Я клялся быть верным народу Украины не только на время контракта или "особого периода". Присяга бессрочная и действует по всей Украине. Если надо защищать ее интересы с оружием или иным образом, то я так и буду делать.
- Как теперь вам работается?
- Очень тяжело. Вот, например, из свежего. У нас в Буче такой объект "Кампа" - жилищное строительство. Чтобы его начать, надо вырезать много старых деревьев там, где этого делать нельзя. Когда началась рубка, люди вышли протестовать. "Титушки" били несогласных не только у этого объекта, а прямо в их дворах, стреляли из травматического оружия.
Люди пришли на сессию, а мы инициировали расторжение договора аренды, чтобы исключить вырубку и застройку. Но городские депутаты с каменным выражением лица, как будто ничего не произошло, предлагают подождать месяц-другой, создать комиссию, то есть, по сути, заговорить проблему. Ну как так можно? Эти люди обещали отстаивать интересы народа...
На фронте легче: ты знаешь, где находится враг, навел туда и отработал. Здесь так нельзя сделать. Морально очень сложно, а это опасно, потому что у людей может лопнуть терпение.
- Мотивация исчезает?
- Нет, мотивация как раз не исчезает. Они сидят на пороховой бочке – исполнители. А заказчики сидят выше и имеют больше денег. Видно именно исполнителей, и когда в стране вспыхнет (а я думаю, что с такими исполнителями так и будет), то они получат свое. Если будет новый Майдан, то он не будет таким мирным, и я не хотел бы, чтобы до этого дошло.
Мы вроде все победили, но видим, что "регионалы" возвращаются, каждый день кого-то убивают, грабят, отжимают бизнес, нападают на активистов. Так же было перед Майданом. А потом избили студентов прямо перед камерами, и это стало искрой в сухом лесу. Сейчас есть такое же недовольство, как было до 2013 года: "беспредел" полицейских и власти такой же, если не больше. Я боюсь, что кто-то на этом сыграет и не хотел бы, чтобы так случилось ...
- Но есть другая сторона медали: откровенно говоря, избиратели имеют короткую память и сами выбирают перекрашенных депутатов, затем их снова грабят. Это касается и той же Бучи, разве не так?
- Люди имеют ту власть, которую они заслуживают. Это грустно. Но как бы там ни было, я знаю, что надо что-то делать.

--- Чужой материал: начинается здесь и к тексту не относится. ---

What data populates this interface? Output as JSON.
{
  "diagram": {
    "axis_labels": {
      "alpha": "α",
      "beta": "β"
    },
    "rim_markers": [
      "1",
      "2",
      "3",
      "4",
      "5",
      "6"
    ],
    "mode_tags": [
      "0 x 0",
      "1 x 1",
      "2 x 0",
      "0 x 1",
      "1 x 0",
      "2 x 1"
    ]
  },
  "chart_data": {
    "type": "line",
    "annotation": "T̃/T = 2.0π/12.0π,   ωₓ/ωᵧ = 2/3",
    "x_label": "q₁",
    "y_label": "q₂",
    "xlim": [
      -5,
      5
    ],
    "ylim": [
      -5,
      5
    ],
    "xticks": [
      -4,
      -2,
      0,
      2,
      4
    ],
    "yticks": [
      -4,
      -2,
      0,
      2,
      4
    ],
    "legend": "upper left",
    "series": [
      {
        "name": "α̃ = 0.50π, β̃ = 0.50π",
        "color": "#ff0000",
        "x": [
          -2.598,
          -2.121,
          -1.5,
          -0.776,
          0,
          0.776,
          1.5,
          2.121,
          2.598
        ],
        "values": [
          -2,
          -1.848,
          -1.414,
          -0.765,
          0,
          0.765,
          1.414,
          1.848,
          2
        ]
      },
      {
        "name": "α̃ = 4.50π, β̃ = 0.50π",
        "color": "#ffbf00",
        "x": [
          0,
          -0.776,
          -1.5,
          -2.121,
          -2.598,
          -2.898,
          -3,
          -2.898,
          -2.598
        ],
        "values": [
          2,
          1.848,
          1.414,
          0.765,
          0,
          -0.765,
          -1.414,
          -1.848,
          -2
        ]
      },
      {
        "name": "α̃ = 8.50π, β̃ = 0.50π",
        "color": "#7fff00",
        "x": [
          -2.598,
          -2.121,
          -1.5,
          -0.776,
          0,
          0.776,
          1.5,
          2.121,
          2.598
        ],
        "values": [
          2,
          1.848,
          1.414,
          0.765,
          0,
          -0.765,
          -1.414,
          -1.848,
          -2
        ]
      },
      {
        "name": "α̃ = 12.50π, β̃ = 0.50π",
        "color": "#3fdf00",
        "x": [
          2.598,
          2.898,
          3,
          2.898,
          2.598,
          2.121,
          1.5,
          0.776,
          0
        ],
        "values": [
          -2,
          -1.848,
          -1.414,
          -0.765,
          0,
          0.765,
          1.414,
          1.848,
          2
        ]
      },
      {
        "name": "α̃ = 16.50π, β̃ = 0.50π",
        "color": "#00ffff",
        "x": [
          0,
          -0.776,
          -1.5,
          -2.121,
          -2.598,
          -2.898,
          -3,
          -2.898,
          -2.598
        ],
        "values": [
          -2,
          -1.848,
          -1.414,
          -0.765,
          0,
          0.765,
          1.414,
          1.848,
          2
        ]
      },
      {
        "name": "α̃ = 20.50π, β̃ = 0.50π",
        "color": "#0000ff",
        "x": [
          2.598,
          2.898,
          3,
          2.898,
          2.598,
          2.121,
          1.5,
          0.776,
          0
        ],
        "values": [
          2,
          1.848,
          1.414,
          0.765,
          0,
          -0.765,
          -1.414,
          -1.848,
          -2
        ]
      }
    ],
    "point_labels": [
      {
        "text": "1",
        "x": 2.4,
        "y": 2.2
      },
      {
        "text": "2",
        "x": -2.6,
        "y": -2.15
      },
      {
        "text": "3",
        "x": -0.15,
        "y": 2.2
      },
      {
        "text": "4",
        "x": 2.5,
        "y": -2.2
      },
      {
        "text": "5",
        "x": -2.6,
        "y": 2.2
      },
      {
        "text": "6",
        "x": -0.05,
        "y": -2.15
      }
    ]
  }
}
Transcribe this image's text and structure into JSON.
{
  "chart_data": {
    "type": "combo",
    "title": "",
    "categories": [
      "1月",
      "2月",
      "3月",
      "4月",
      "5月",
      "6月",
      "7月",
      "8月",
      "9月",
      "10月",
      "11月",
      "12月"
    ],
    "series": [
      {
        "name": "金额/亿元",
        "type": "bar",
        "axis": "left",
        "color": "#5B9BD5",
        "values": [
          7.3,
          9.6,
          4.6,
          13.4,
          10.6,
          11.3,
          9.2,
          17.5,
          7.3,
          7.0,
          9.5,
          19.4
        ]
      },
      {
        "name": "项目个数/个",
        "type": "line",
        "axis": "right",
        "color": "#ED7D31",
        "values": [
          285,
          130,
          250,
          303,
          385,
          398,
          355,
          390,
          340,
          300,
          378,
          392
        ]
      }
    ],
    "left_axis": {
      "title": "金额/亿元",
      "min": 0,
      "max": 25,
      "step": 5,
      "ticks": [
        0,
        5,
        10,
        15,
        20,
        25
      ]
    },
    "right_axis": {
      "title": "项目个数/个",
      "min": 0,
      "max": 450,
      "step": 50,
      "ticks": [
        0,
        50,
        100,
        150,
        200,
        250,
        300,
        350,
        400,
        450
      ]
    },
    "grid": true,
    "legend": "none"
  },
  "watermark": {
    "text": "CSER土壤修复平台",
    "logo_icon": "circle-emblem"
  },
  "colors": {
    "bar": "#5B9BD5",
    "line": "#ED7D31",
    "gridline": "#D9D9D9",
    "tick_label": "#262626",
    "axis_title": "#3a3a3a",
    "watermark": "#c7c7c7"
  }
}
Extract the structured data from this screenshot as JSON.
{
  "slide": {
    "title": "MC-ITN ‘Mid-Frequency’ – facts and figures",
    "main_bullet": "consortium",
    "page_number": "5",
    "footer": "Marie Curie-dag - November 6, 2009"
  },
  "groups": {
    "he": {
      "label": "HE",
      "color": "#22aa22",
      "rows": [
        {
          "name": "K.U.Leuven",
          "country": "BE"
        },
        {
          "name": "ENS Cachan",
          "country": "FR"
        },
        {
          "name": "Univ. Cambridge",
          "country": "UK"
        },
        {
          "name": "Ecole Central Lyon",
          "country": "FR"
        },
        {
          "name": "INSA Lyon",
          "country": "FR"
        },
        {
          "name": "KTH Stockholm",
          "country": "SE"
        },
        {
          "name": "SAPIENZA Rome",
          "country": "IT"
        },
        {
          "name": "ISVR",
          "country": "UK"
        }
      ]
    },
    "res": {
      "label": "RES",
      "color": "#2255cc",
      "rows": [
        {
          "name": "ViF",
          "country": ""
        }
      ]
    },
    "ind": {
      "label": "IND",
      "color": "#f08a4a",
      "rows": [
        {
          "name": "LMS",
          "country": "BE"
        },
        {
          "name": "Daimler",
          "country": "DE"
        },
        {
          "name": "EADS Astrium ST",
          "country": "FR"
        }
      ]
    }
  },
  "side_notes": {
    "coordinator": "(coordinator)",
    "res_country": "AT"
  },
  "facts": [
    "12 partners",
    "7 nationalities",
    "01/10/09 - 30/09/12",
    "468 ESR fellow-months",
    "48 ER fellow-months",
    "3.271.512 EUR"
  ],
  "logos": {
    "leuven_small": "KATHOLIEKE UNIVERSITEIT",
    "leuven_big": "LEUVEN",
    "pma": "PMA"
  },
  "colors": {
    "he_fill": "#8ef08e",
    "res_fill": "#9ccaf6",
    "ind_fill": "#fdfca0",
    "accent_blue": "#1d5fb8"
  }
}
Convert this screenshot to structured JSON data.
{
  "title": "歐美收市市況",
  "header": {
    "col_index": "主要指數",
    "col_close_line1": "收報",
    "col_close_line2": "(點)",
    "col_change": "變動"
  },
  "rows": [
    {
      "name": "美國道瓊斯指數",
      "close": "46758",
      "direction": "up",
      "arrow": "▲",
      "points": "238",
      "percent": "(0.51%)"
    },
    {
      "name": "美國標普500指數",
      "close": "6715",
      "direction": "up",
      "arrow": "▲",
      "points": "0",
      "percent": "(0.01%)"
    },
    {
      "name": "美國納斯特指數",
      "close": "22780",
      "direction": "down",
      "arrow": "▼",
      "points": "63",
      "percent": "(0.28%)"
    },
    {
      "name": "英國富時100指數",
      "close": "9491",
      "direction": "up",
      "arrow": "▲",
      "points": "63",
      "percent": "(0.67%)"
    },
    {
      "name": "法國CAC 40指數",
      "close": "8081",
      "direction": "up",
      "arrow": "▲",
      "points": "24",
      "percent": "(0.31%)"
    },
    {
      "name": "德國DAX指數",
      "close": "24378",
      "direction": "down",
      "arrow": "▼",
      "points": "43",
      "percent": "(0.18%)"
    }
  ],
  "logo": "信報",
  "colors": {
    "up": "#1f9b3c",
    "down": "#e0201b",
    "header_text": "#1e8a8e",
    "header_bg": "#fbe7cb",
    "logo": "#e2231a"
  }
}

Сто лет назад у нас была подобная ситуация: 90% населения считали себя украинцами, но не спешили бороться за Украину, развивать ее, вступать в военизированные формирования. Закончилось все тем, что армию УНР разбили большевики, а потом они же убили и изморили голодом кучу людей.
Ушедшие в подполье выехали за границу, потом по-разному боролись за независимую Украину. И я отношусь к этой категории. Несмотря на то, что 90% людей – это, извините, стадо, которое не понимает, куда и зачем идет, я люблю их.
Это – мое стадо, и я давал ему присягу. Кому-то надо будет дать по хребту, кого-то - нагнать, но руки опускать нельзя. Если мы проиграем сейчас, больше шансов у нас уже не будет. А если выиграем, то станем сверхдержавой. Третьего не дано.